In this thesis, some nonlinear effects associated
with the buckling behaviour of plated steel structures
are examined using a modified finite strip method. To
include the effects of plasticity over parts of the
cross-section, a more general stress-strain relationship
than previously included has been used. The method is
also extended to account for the large deflection
behaviour of perfect and imperfect plates in the elastic
range. The only restriction on the method presented
here is that the buckling mode varies sinusoidally in the .;,
longitudinal direction, which implies either that the ends
of the structure are simply supported or that the wavelength
of the buckled mode is small in comparison with the
overall length of the structure.
The present study may be divided into three parts.

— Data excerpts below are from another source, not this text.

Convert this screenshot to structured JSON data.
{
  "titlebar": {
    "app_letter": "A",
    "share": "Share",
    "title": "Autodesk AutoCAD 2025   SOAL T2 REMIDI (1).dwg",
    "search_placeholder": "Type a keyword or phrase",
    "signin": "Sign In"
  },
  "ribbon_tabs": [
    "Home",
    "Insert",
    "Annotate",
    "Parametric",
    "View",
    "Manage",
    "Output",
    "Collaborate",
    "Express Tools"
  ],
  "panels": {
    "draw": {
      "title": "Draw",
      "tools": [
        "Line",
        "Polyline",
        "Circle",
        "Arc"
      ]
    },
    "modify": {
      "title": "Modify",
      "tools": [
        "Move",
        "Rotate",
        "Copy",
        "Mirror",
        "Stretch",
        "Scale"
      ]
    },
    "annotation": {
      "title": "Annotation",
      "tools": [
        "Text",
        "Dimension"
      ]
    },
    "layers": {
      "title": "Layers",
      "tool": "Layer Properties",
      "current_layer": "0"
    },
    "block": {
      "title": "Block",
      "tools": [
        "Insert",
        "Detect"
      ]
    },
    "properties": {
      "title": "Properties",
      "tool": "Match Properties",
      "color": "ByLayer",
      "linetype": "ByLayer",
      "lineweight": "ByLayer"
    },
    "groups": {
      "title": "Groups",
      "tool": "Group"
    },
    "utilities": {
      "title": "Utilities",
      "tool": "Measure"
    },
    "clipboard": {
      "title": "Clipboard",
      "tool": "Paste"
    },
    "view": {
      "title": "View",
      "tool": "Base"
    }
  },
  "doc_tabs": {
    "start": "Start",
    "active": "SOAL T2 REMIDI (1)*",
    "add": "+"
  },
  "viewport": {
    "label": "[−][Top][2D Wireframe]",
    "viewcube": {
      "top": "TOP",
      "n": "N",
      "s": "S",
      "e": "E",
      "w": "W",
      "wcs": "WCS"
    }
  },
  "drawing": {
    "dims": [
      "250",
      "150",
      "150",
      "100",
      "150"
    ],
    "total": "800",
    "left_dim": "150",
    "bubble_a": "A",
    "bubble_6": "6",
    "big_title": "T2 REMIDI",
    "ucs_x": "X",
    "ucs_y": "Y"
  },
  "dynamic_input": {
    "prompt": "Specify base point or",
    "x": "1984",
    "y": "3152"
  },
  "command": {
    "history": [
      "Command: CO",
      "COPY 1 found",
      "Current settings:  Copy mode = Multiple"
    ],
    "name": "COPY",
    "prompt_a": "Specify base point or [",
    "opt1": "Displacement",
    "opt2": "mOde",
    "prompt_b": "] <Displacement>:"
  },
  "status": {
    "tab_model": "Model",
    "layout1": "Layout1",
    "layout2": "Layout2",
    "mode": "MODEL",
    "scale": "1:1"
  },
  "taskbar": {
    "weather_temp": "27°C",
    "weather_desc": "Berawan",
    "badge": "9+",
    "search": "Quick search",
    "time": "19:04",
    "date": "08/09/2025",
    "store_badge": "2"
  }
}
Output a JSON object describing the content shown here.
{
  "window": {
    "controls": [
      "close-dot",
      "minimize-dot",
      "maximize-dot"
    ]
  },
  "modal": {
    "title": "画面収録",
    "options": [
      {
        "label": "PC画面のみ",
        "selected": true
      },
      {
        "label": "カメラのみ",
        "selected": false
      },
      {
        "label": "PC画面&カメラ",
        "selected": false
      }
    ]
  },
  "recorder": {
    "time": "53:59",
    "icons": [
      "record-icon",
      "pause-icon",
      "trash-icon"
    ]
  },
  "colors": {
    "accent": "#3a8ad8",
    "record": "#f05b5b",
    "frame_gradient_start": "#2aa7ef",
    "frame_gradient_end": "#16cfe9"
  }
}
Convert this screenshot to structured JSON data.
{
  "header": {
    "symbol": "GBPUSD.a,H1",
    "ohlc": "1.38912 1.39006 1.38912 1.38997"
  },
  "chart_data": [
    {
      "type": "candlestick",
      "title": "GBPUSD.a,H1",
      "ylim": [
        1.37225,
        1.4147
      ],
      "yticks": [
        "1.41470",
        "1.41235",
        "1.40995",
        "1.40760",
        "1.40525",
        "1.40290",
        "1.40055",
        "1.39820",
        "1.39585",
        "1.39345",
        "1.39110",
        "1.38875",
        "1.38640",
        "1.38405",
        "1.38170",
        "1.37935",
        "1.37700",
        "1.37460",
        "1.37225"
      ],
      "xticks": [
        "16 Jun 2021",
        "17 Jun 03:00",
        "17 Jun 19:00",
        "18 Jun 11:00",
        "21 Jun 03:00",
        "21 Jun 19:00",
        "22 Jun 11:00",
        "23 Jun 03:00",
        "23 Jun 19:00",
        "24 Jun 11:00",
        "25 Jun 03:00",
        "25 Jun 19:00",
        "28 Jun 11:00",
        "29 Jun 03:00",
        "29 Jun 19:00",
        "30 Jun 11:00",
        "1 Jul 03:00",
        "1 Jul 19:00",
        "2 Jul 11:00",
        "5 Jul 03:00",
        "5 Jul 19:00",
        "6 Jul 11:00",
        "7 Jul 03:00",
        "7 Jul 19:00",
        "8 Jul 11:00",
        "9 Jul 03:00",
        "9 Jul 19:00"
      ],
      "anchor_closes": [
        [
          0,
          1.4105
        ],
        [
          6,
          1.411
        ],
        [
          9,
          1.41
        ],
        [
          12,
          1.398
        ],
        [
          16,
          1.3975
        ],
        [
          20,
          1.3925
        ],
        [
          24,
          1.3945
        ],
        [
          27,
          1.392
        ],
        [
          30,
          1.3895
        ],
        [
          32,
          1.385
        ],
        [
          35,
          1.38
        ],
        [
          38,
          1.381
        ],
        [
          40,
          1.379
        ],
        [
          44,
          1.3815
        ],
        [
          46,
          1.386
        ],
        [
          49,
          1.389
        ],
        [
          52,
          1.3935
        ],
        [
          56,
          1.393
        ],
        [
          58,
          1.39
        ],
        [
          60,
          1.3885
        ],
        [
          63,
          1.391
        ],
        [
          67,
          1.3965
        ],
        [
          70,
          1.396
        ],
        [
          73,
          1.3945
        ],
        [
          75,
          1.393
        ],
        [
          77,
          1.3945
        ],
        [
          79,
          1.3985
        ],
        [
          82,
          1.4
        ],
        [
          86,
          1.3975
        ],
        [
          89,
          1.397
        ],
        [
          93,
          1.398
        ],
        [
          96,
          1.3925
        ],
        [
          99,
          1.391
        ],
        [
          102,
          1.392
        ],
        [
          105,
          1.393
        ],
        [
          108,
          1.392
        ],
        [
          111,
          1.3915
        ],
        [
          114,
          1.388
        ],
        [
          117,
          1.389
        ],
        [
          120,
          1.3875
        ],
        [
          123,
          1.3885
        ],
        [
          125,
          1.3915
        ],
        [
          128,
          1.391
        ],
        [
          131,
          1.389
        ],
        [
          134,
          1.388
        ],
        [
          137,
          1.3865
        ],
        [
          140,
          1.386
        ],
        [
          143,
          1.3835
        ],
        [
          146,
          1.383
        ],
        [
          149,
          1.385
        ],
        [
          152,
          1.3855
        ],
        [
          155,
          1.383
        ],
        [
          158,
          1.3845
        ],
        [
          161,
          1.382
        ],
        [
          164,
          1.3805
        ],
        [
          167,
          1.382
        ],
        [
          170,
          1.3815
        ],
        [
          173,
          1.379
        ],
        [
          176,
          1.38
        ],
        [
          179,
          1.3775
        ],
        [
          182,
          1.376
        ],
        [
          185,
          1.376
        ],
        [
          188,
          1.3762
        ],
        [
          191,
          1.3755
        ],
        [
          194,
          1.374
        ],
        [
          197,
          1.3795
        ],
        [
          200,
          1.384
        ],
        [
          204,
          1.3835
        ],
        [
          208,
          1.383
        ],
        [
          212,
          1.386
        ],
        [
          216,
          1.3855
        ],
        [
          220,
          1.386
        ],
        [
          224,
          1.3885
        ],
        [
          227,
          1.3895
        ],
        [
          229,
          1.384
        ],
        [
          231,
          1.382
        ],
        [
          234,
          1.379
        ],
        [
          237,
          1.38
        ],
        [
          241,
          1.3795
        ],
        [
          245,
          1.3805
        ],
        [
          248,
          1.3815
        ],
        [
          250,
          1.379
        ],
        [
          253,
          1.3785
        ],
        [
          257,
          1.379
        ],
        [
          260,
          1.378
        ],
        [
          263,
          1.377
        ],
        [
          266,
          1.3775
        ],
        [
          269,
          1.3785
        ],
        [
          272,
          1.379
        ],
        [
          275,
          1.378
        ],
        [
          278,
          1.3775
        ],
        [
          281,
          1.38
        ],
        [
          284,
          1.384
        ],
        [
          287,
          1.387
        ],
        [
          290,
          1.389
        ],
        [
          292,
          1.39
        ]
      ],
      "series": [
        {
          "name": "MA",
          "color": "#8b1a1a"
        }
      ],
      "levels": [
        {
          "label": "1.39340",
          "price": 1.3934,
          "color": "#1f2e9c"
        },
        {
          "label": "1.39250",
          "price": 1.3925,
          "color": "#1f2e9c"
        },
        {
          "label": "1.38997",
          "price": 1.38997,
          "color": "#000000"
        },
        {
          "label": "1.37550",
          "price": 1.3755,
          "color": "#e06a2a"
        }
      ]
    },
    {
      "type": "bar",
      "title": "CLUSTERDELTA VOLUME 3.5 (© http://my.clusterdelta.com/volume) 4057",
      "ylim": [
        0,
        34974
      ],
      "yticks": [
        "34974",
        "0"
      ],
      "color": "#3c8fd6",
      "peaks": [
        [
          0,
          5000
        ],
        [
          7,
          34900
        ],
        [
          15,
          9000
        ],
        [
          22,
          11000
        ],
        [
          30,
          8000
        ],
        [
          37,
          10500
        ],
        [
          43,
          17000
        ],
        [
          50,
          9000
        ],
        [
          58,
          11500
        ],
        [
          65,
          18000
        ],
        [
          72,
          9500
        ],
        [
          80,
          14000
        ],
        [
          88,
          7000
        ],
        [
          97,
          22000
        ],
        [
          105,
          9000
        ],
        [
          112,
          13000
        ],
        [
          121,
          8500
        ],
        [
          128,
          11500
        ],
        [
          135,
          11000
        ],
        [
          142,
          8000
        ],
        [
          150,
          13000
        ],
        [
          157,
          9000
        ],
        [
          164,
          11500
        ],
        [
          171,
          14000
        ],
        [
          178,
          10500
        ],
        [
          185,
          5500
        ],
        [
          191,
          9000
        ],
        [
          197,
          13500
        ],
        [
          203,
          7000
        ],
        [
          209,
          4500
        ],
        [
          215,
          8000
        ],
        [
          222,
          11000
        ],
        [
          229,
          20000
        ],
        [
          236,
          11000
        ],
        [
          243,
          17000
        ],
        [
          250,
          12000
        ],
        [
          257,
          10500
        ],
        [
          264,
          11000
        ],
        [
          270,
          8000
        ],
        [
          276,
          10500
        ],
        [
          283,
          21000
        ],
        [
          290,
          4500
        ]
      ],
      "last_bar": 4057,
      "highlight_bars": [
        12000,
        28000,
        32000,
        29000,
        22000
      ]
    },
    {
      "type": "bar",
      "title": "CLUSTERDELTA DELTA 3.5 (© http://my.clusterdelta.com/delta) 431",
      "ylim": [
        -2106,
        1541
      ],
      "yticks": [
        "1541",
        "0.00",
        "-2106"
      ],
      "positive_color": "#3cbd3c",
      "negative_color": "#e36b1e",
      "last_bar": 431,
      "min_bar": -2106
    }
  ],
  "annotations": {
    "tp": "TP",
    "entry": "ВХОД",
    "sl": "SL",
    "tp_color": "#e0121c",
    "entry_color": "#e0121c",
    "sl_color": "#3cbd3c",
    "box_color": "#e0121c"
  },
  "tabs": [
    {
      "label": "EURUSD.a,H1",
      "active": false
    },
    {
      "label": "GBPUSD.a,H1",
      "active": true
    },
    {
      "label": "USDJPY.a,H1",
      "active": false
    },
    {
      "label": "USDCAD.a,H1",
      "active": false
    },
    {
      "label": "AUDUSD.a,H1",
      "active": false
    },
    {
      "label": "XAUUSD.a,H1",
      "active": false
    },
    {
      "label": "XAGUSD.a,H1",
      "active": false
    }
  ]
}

In the first part the small deflection theory is used to
determine the stiffness and stability matrices of ~
individual strip and these are assembled to form an overall
stiffness matrix, representing a structure which may be
under concentric load, eccentric load or pure bending. In
some cases a structure with an overall initial imperfection
is considered. The Wittrick-Williams Algorithm is used to
obtain the smallest critical buckling load. The method is
applicable to the analysis of various structures such as
isolated plates, stiffened panels, rolled sections and
stiffened box-girder bridges. To check the accuracy of the
method a comparison with some published theoretical and
experimental results is undertaken.
Secondly, a parametric study for stiffened panels,
columns, and beams is presented. For the stiffened
panels, the effect of seven parameters (slenderness ratio,
residual stress, dimensions and shape of the stiffener,
mode of buckling, the longitudinal boundary conditions,
and the yield stress) has been investigated. Approximate
design curves for the optimum dimensions of panels
stiffened by flat stiffeners are given. The capability
of the method for the analysis of a stiffened box-girder
in bending is also shown. The effect of seven parameters
(dimensions and shape of the cross-section, the slenderness
ratio, the material yield stress, the residual stress,
the initial overall imperfection and the eccentricity of
the applied load) on the inelastic buckling of columns and
beams has been studied. All the results are given in nondimensional
graphs or tables.
Finally large deflection plate theory is applied to
study the post-buckling behaviour of both perfect plates
and those with initial imperfections. The work in this
section is restricted to the elastic state. The longitudinal
axial compression is assumed to act on the plate through
two rigid bars at the ends, and various in-plane boundary
conditions for the longitudinal unloaded edges have been
considered. The Newton-Raphson method is used for the
solution of the non-linear equations.